Season of mists and mellow fruitfulness
Close bosom-friend of the maturing sun
Conspiring with him how to load and bless
With fruit the vines that round the thatch-eaves run;
The season is living up to its name today as the mist is so heavy we can’t even see our favourite beer keller which sits on top of a mountain and shines like a beacon of peace and comfort for miles around. Well, to be fair, it’s actually the chapel (left) that shines like a beacon, the beer keller is tucked out of sight in the trees below. Once the morning mist has burned off the weather has been warm and balmy with just a crisp chill in the air in the evenings. And of course the lovely smell of wood smoke from all the wood-burning stoves (karkeloffen).
As is traditional at this time of the year I’ve taken to making jam, chutney and cooking with game. This weekend I gladdened my husband’s heart with a traditional game pie, and a game terrine served with plum chutney and fresh caraway-seed rolls.
I can just remember my grandmother’s damson jam.
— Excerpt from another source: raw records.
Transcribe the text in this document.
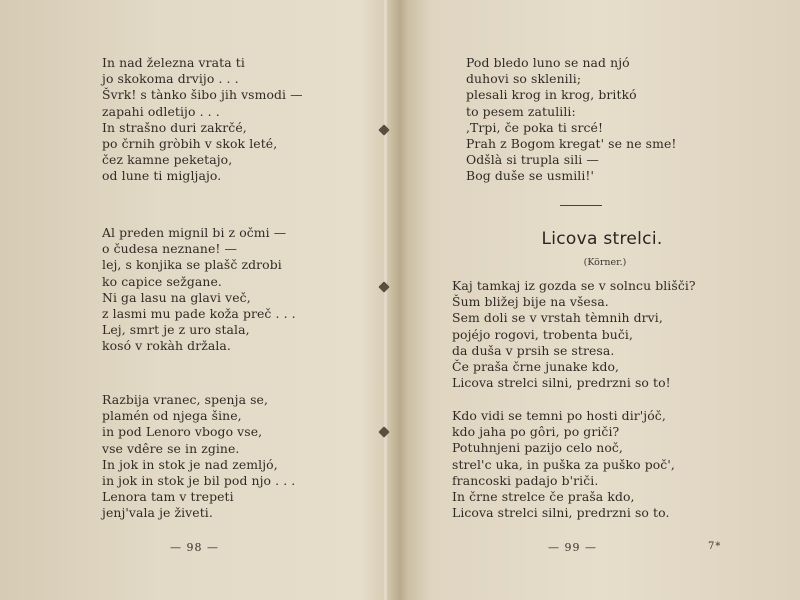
In nad železna vrata ti
jo skokoma drvijo . . .
Švrk! s tànko šibo jih vsmodi —
zapahi odletijo . . .
In strašno duri zakrčé,
po črnih gròbih v skok leté,
čez kamne peketajo,
od lune ti migljajo.
Al preden mignil bi z očmi —
o čudesa neznane! —
lej, s konjika se plašč zdrobi
ko capice sežgane.
Ni ga lasu na glavi več,
z lasmi mu pade koža preč . . .
Lej, smrt je z uro stala,
kosó v rokàh držala.
Razbija vranec, spenja se,
plamén od njega šine,
in pod Lenoro vbogo vse,
vse vdêre se in zgine.
In jok in stok je nad zemljó,
in jok in stok je bil pod njo . . .
Lenora tam v trepeti
jenj'vala je živeti.
— 98 —
Pod bledo luno se nad njó
duhovi so sklenili;
plesali krog in krog, britkó
to pesem zatulili:
,Trpi, če poka ti srcé!
Prah z Bogom kregat' se ne sme!
Odšlà si trupla sili —
Bog duše se usmili!'
Licova strelci.
(Körner.)
Kaj tamkaj iz gozda se v solncu blišči?
Šum bližej bije na všesa.
Sem doli se v vrstah tèmnih drvi,
pojéjo rogovi, trobenta buči,
da duša v prsih se stresa.
Če praša črne junake kdo,
Licova strelci silni, predrzni so to!
Kdo vidi se temni po hosti dir'jóč,
kdo jaha po gôri, po griči?
Potuhnjeni pazijo celo noč,
strel'c uka, in puška za puško poč',
francoski padajo b'riči.
In črne strelce če praša kdo,
Licova strelci silni, predrzni so to.
— 99 —	7*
Grandma could make sixpence go further than anyone I ever knew. She had an arrangement with the local greengrocer. He would save all the bruised and oozing fruit that he would normally throw away and sell it to her for pennies. She made wonderful jam with it, served with her own freshly baked bread. I don’t think she had ever heard the expression ‘if life hands you lemons, make lemonade,’ but it pretty much expresses how she lived. World War I, the Great Depression and World War II were really, really big lemons. But then, she had my Granddad, so she was a happy woman.
I’m going to miss the lovely warm summer evenings and eating out in cafes and kellers, but Franconia is beautiful in the winter. We can eat in cosy, oak-panelled, seventeenth-century inns, walk through enchanting parks along frozen rivers and, as December comes along, enjoy the famous Christmas Market at Nuremberg, and the smaller, cosier one in Bamberg. Then, home for Christmas and my nephew’s wedding. Oh, and a new book, I hope, out for the holidays.